Tonight G20 Finance Ministers will give the thumbs up to a minimum company tax rate that will hopefully stop profit shifting, which greedy big tech companies have become experts at in recent decades.
Treasurer Josh Frydenberg will zoom into the meeting in Venice, Italy, with the main money men and women of the world’s top 20 economies — and they’ll change the international tax regime that will, as The Australian’s Patrick Commins says, “help to reduce corporate tax arbitrage and profit shifting”.
In May this year, The Guardian explained the tech company tax problem:
“The giant US tech firms known as the “Silicon Six” have been accused of inflating their stated tax payments by almost $100bn (£70bn) over the past decade,” wrote Rupert Neate. “As Chancellor Rishi Sunak called on world leaders to back a new tech tax ahead of next week’s G7 summit in the UK, a report by the campaign group Fair Tax Foundation singled out Amazon, Facebook, Google’s owner, Alphabet, Netflix, Apple and Microsoft.
“It said they paid $96bn less in tax between 2011 and 2020 than the notional taxation figures they cite in their annual financial reports.”
What’s all this about?
How has tax of this magnitude been dodged?
Here’s a simple hypothetical example explanation.
Let’s suppose there’s a US-tech company called Orange that sets up headquarters in Ireland. Ireland created a low tax system for foreign companies so they’d go there to give jobs to the Irish and pay a small percentage of tax on very large profits.

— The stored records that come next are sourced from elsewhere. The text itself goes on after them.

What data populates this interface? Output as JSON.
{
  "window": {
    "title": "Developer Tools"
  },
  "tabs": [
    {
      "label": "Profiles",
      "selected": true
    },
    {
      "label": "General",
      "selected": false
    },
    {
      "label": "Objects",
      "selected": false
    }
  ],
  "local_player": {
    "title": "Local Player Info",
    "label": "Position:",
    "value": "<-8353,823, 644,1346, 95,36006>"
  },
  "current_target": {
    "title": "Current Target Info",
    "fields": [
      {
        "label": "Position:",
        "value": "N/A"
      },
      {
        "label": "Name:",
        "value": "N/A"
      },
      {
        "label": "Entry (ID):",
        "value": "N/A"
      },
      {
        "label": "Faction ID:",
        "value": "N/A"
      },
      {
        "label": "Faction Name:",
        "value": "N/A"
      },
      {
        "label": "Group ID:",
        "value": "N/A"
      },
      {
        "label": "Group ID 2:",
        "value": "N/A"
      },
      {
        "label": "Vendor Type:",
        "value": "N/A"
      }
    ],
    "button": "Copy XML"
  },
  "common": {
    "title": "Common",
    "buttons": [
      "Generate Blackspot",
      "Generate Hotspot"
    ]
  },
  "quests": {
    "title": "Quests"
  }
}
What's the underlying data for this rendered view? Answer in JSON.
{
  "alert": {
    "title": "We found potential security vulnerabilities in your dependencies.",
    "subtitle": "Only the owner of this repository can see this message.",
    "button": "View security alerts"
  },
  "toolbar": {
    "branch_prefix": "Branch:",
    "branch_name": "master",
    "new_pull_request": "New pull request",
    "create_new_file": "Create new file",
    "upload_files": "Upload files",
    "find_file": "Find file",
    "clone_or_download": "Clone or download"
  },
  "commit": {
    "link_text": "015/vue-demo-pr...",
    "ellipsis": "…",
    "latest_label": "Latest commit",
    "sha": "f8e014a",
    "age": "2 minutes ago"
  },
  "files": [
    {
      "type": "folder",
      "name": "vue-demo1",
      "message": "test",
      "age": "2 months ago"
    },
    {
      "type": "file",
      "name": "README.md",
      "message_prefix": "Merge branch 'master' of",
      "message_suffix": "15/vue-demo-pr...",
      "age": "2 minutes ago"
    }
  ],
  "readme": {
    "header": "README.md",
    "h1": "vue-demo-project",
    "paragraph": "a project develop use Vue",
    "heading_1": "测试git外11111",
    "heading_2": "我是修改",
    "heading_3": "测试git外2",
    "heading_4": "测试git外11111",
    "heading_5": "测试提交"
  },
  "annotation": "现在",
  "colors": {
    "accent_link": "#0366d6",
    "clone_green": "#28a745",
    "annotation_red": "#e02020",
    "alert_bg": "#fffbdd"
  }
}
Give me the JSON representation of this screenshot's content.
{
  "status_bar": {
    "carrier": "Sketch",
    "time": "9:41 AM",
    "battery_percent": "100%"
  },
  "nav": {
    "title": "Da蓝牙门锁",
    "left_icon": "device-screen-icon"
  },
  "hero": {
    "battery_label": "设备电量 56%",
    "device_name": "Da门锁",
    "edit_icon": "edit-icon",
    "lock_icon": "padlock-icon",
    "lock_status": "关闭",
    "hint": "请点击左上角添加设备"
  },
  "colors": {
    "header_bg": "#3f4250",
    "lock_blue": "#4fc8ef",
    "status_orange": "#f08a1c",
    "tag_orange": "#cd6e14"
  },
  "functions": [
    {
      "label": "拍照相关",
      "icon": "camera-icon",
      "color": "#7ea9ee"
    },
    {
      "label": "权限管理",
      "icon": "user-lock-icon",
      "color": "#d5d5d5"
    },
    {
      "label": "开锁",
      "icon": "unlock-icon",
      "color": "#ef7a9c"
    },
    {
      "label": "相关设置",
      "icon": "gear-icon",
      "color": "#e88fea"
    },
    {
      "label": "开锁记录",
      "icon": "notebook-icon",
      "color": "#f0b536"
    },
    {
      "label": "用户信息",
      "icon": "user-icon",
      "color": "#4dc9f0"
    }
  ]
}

That great 1991 film The Commitments showed how beaten up and hopeless the Irish economy was after decades of in-fighting with religious wars. The UK’s handling of those ‘troubles’ also contributed to the mess that economy was in, until the leaders came up with a tax plan to attract big companies to Ireland.
This low tax rate was great for companies like Orange. It gave Ireland tax money it would never have collected.

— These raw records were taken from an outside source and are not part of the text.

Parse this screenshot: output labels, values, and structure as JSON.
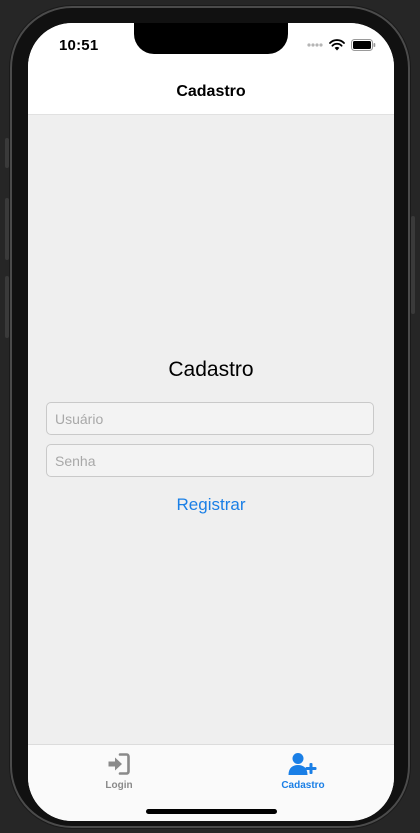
{
  "status_bar": {
    "time": "10:51",
    "icons": [
      "signal-dots-icon",
      "wifi-icon",
      "battery-icon"
    ]
  },
  "nav": {
    "title": "Cadastro"
  },
  "form": {
    "title": "Cadastro",
    "username": {
      "value": "",
      "placeholder": "Usuário"
    },
    "password": {
      "value": "",
      "placeholder": "Senha"
    },
    "register_label": "Registrar"
  },
  "tabs": [
    {
      "label": "Login",
      "icon": "sign-in-icon",
      "active": false
    },
    {
      "label": "Cadastro",
      "icon": "user-plus-icon",
      "active": true
    }
  ],
  "colors": {
    "accent": "#1a7fe6",
    "inactive": "#8a8a8a",
    "content_background": "#efefef"
  }
}
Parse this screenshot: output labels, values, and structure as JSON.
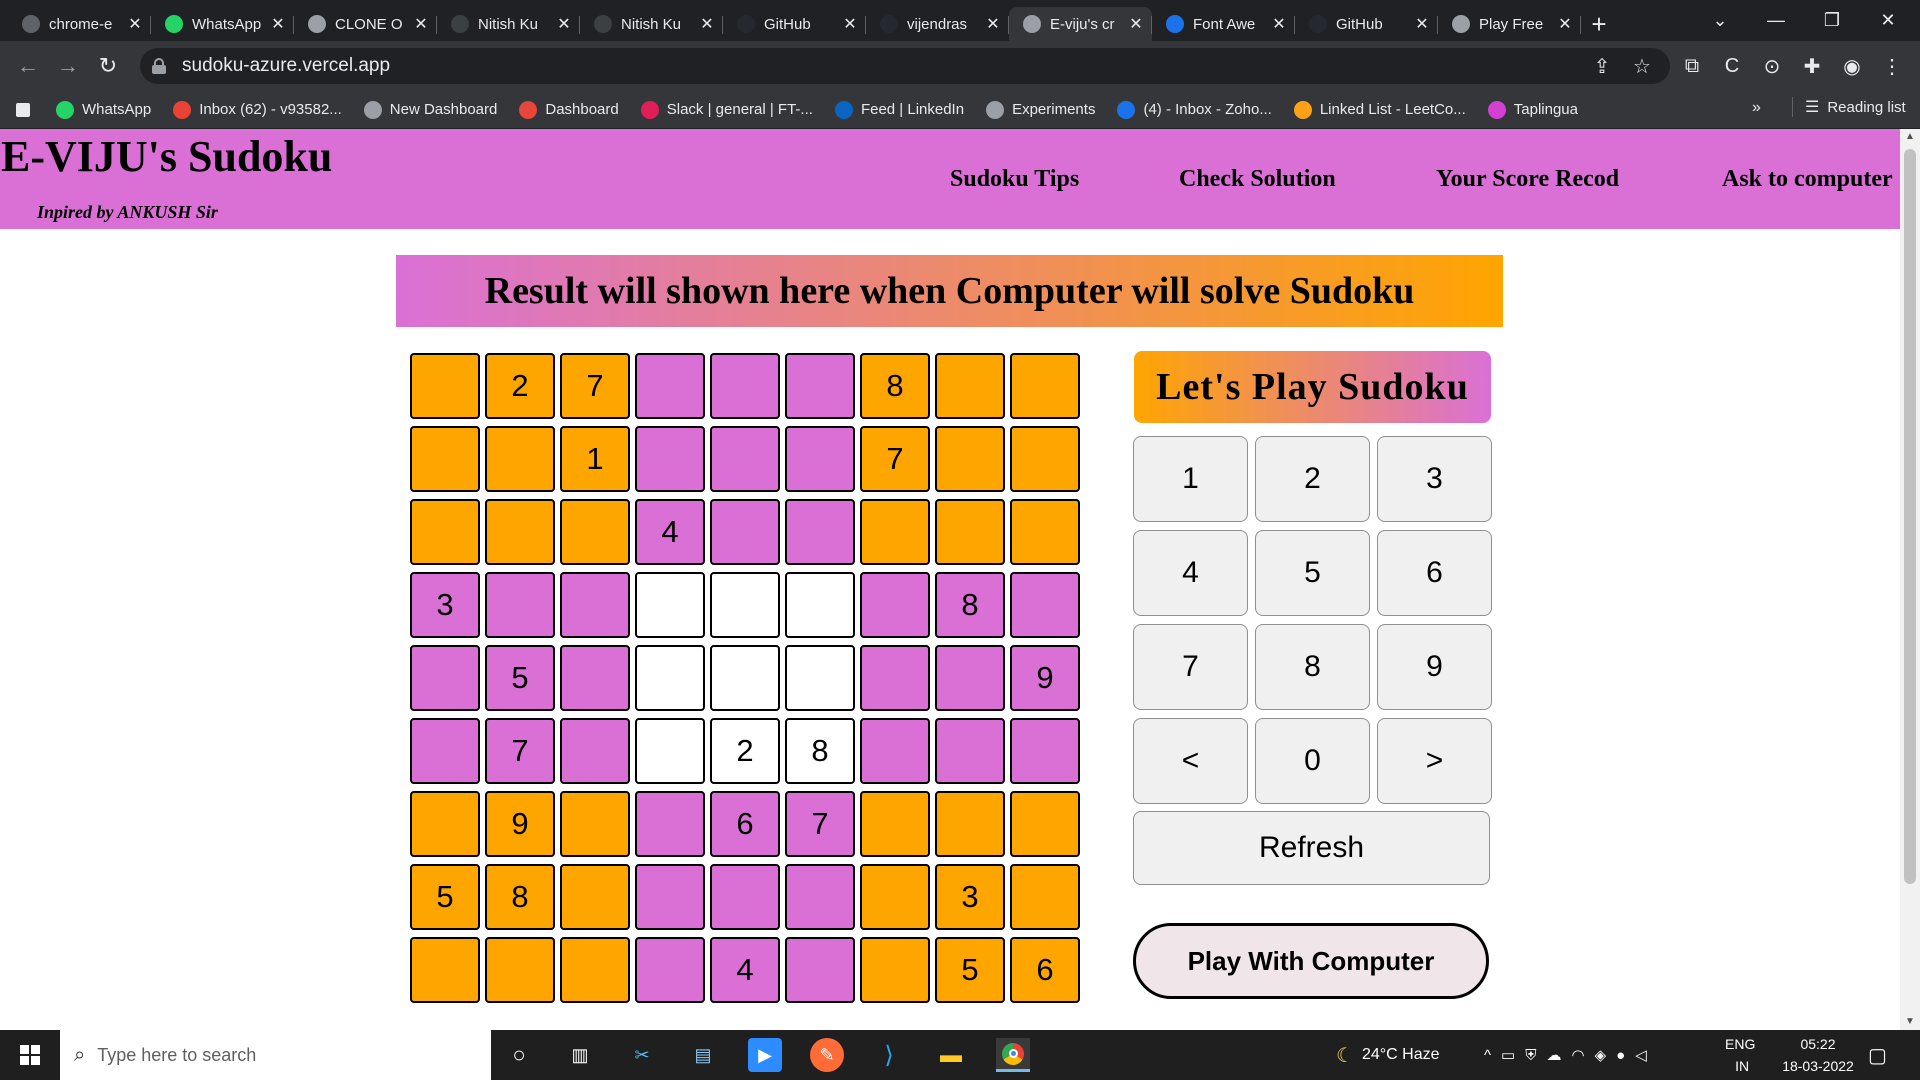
{
  "browser": {
    "tabs": [
      {
        "label": "chrome-e",
        "icon": "tab-page-icon",
        "color": "#5f6368"
      },
      {
        "label": "WhatsApp",
        "icon": "whatsapp-icon",
        "color": "#25d366"
      },
      {
        "label": "CLONE O",
        "icon": "globe-icon",
        "color": "#9aa0a6"
      },
      {
        "label": "Nitish Ku",
        "icon": "notion-icon",
        "color": "#3c4043"
      },
      {
        "label": "Nitish Ku",
        "icon": "notion-icon",
        "color": "#3c4043"
      },
      {
        "label": "GitHub",
        "icon": "github-icon",
        "color": "#24292f"
      },
      {
        "label": "vijendras",
        "icon": "github-icon",
        "color": "#24292f"
      },
      {
        "label": "E-viju's cr",
        "icon": "globe-icon",
        "color": "#9aa0a6"
      },
      {
        "label": "Font Awe",
        "icon": "flag-icon",
        "color": "#1a73e8"
      },
      {
        "label": "GitHub",
        "icon": "github-icon",
        "color": "#24292f"
      },
      {
        "label": "Play Free",
        "icon": "grid-icon",
        "color": "#9aa0a6"
      }
    ],
    "active_tab_index": 7,
    "new_tab_label": "+",
    "url": "sudoku-azure.vercel.app",
    "bookmarks": [
      {
        "label": "WhatsApp",
        "color": "#25d366"
      },
      {
        "label": "Inbox (62) - v93582...",
        "color": "#ea4335"
      },
      {
        "label": "New Dashboard",
        "color": "#9aa0a6"
      },
      {
        "label": "Dashboard",
        "color": "#e8453c"
      },
      {
        "label": "Slack | general | FT-...",
        "color": "#e01e5a"
      },
      {
        "label": "Feed | LinkedIn",
        "color": "#0a66c2"
      },
      {
        "label": "Experiments",
        "color": "#9aa0a6"
      },
      {
        "label": "(4) - Inbox - Zoho...",
        "color": "#1a73e8"
      },
      {
        "label": "Linked List - LeetCo...",
        "color": "#ffa116"
      },
      {
        "label": "Taplingua",
        "color": "#d43fd4"
      }
    ],
    "bookmarks_more": "»",
    "reading_list": "Reading list"
  },
  "site": {
    "title": "E-VIJU's Sudoku",
    "subtitle": "Inpired by ANKUSH Sir",
    "nav": [
      "Sudoku Tips",
      "Check Solution",
      "Your Score Recod",
      "Ask to computer"
    ],
    "result_banner": "Result will shown here when Computer will solve Sudoku"
  },
  "colors": {
    "orange": "#ffa500",
    "pink": "#da70d6",
    "white": "#ffffff"
  },
  "sudoku": {
    "rows": [
      [
        "",
        "2",
        "7",
        "",
        "",
        "",
        "8",
        "",
        ""
      ],
      [
        "",
        "",
        "1",
        "",
        "",
        "",
        "7",
        "",
        ""
      ],
      [
        "",
        "",
        "",
        "4",
        "",
        "",
        "",
        "",
        ""
      ],
      [
        "3",
        "",
        "",
        "",
        "",
        "",
        "",
        "8",
        ""
      ],
      [
        "",
        "5",
        "",
        "",
        "",
        "",
        "",
        "",
        "9"
      ],
      [
        "",
        "7",
        "",
        "",
        "2",
        "8",
        "",
        "",
        ""
      ],
      [
        "",
        "9",
        "",
        "",
        "6",
        "7",
        "",
        "",
        ""
      ],
      [
        "5",
        "8",
        "",
        "",
        "",
        "",
        "",
        "3",
        ""
      ],
      [
        "",
        "",
        "",
        "",
        "4",
        "",
        "",
        "5",
        "6"
      ]
    ],
    "box_colors": [
      [
        "orange",
        "pink",
        "orange"
      ],
      [
        "pink",
        "white",
        "pink"
      ],
      [
        "orange",
        "pink",
        "orange"
      ]
    ]
  },
  "panel": {
    "title": "Let's Play Sudoku",
    "keys": [
      "1",
      "2",
      "3",
      "4",
      "5",
      "6",
      "7",
      "8",
      "9",
      "<",
      "0",
      ">"
    ],
    "refresh": "Refresh",
    "play_computer": "Play With Computer"
  },
  "taskbar": {
    "search_placeholder": "Type here to search",
    "weather": "24°C  Haze",
    "lang_top": "ENG",
    "lang_bottom": "IN",
    "time": "05:22",
    "date": "18-03-2022"
  }
}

But what happens then is this: Orange sells services to its Orange business in Australia and charges very high prices, so its business here makes little profit and pays little tax. The profit is therefore big in Ireland, where the tax rate is low.

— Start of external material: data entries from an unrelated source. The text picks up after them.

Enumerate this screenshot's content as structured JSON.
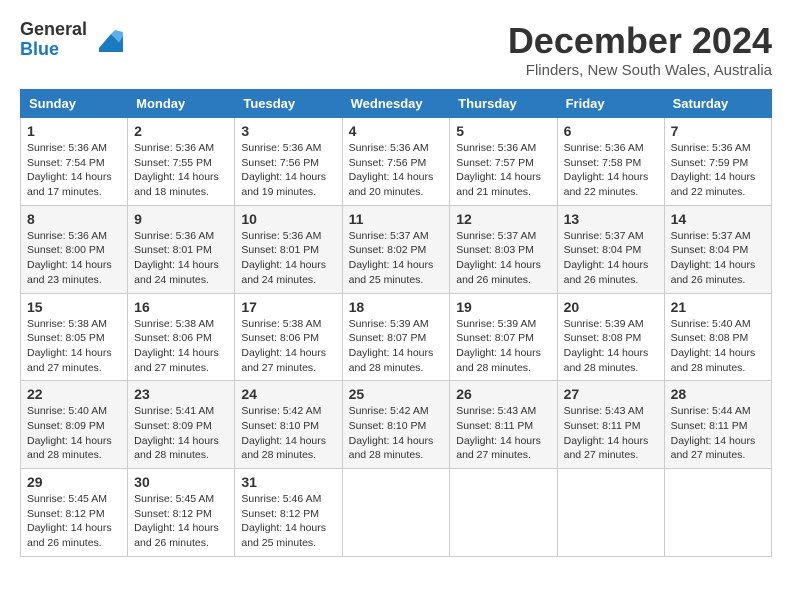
{
  "header": {
    "logo_general": "General",
    "logo_blue": "Blue",
    "title": "December 2024",
    "location": "Flinders, New South Wales, Australia"
  },
  "calendar": {
    "days_of_week": [
      "Sunday",
      "Monday",
      "Tuesday",
      "Wednesday",
      "Thursday",
      "Friday",
      "Saturday"
    ],
    "weeks": [
      [
        {
          "day": "1",
          "sunrise": "5:36 AM",
          "sunset": "7:54 PM",
          "daylight": "14 hours and 17 minutes."
        },
        {
          "day": "2",
          "sunrise": "5:36 AM",
          "sunset": "7:55 PM",
          "daylight": "14 hours and 18 minutes."
        },
        {
          "day": "3",
          "sunrise": "5:36 AM",
          "sunset": "7:56 PM",
          "daylight": "14 hours and 19 minutes."
        },
        {
          "day": "4",
          "sunrise": "5:36 AM",
          "sunset": "7:56 PM",
          "daylight": "14 hours and 20 minutes."
        },
        {
          "day": "5",
          "sunrise": "5:36 AM",
          "sunset": "7:57 PM",
          "daylight": "14 hours and 21 minutes."
        },
        {
          "day": "6",
          "sunrise": "5:36 AM",
          "sunset": "7:58 PM",
          "daylight": "14 hours and 22 minutes."
        },
        {
          "day": "7",
          "sunrise": "5:36 AM",
          "sunset": "7:59 PM",
          "daylight": "14 hours and 22 minutes."
        }
      ],
      [
        {
          "day": "8",
          "sunrise": "5:36 AM",
          "sunset": "8:00 PM",
          "daylight": "14 hours and 23 minutes."
        },
        {
          "day": "9",
          "sunrise": "5:36 AM",
          "sunset": "8:01 PM",
          "daylight": "14 hours and 24 minutes."
        },
        {
          "day": "10",
          "sunrise": "5:36 AM",
          "sunset": "8:01 PM",
          "daylight": "14 hours and 24 minutes."
        },
        {
          "day": "11",
          "sunrise": "5:37 AM",
          "sunset": "8:02 PM",
          "daylight": "14 hours and 25 minutes."
        },
        {
          "day": "12",
          "sunrise": "5:37 AM",
          "sunset": "8:03 PM",
          "daylight": "14 hours and 26 minutes."
        },
        {
          "day": "13",
          "sunrise": "5:37 AM",
          "sunset": "8:04 PM",
          "daylight": "14 hours and 26 minutes."
        },
        {
          "day": "14",
          "sunrise": "5:37 AM",
          "sunset": "8:04 PM",
          "daylight": "14 hours and 26 minutes."
        }
      ],
      [
        {
          "day": "15",
          "sunrise": "5:38 AM",
          "sunset": "8:05 PM",
          "daylight": "14 hours and 27 minutes."
        },
        {
          "day": "16",
          "sunrise": "5:38 AM",
          "sunset": "8:06 PM",
          "daylight": "14 hours and 27 minutes."
        },
        {
          "day": "17",
          "sunrise": "5:38 AM",
          "sunset": "8:06 PM",
          "daylight": "14 hours and 27 minutes."
        },
        {
          "day": "18",
          "sunrise": "5:39 AM",
          "sunset": "8:07 PM",
          "daylight": "14 hours and 28 minutes."
        },
        {
          "day": "19",
          "sunrise": "5:39 AM",
          "sunset": "8:07 PM",
          "daylight": "14 hours and 28 minutes."
        },
        {
          "day": "20",
          "sunrise": "5:39 AM",
          "sunset": "8:08 PM",
          "daylight": "14 hours and 28 minutes."
        },
        {
          "day": "21",
          "sunrise": "5:40 AM",
          "sunset": "8:08 PM",
          "daylight": "14 hours and 28 minutes."
        }
      ],
      [
        {
          "day": "22",
          "sunrise": "5:40 AM",
          "sunset": "8:09 PM",
          "daylight": "14 hours and 28 minutes."
        },
        {
          "day": "23",
          "sunrise": "5:41 AM",
          "sunset": "8:09 PM",
          "daylight": "14 hours and 28 minutes."
        },
        {
          "day": "24",
          "sunrise": "5:42 AM",
          "sunset": "8:10 PM",
          "daylight": "14 hours and 28 minutes."
        },
        {
          "day": "25",
          "sunrise": "5:42 AM",
          "sunset": "8:10 PM",
          "daylight": "14 hours and 28 minutes."
        },
        {
          "day": "26",
          "sunrise": "5:43 AM",
          "sunset": "8:11 PM",
          "daylight": "14 hours and 27 minutes."
        },
        {
          "day": "27",
          "sunrise": "5:43 AM",
          "sunset": "8:11 PM",
          "daylight": "14 hours and 27 minutes."
        },
        {
          "day": "28",
          "sunrise": "5:44 AM",
          "sunset": "8:11 PM",
          "daylight": "14 hours and 27 minutes."
        }
      ],
      [
        {
          "day": "29",
          "sunrise": "5:45 AM",
          "sunset": "8:12 PM",
          "daylight": "14 hours and 26 minutes."
        },
        {
          "day": "30",
          "sunrise": "5:45 AM",
          "sunset": "8:12 PM",
          "daylight": "14 hours and 26 minutes."
        },
        {
          "day": "31",
          "sunrise": "5:46 AM",
          "sunset": "8:12 PM",
          "daylight": "14 hours and 25 minutes."
        },
        null,
        null,
        null,
        null
      ]
    ]
  }
}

Orange wins. Ireland wins. Australia loses.
This G20 meeting and deal seeks to change this deceptive tax ‘trick’ that has been used by many of the big tech companies from the US.
There’ll be two parts to the deal:
Interestingly, Australia has secured exceptions for its big miners and financial institutions, which risked being swept up in these changes. That can only be explained by the fact that their tax history hasn’t been as murky as these ‘clever’ tech companies that have dodged their proper tax bills for ages.
This is an important piece of international co-operation, which I suspect has been helped by how the fight against the Coronavirus has actually made countries understand their interdependence. Also the government-led rescue plans have created huge budget deficits that will need to be reduced in coming years, so huge billion dollar tax dodgers had to be brought to book.
This deal has probably been made easier with a new US President Joe Biden, who has a more international outlook compared to Donald Trump, who was a great dealmaker but tended to do them to suit his beloved Yanks.
Of course, Joe will probably use this cooperation with the G20 on tax to get more support for his global ambitions to save the planet. That’ll be a drama for another day. The significance of this deal is that the G20, as Commins points out, accounts “…for more than 80 per cent of world gross domestic product, 75 per cent of global trade and 60 per cent of the planet’s population.
“The G20 includes the US, the UK, the EU, Japan, South Korea, India and China. France, Germany, Italy are individually represented in the bloc, as are Canada, Mexico, Argentina and Brazil.” And, of course, us.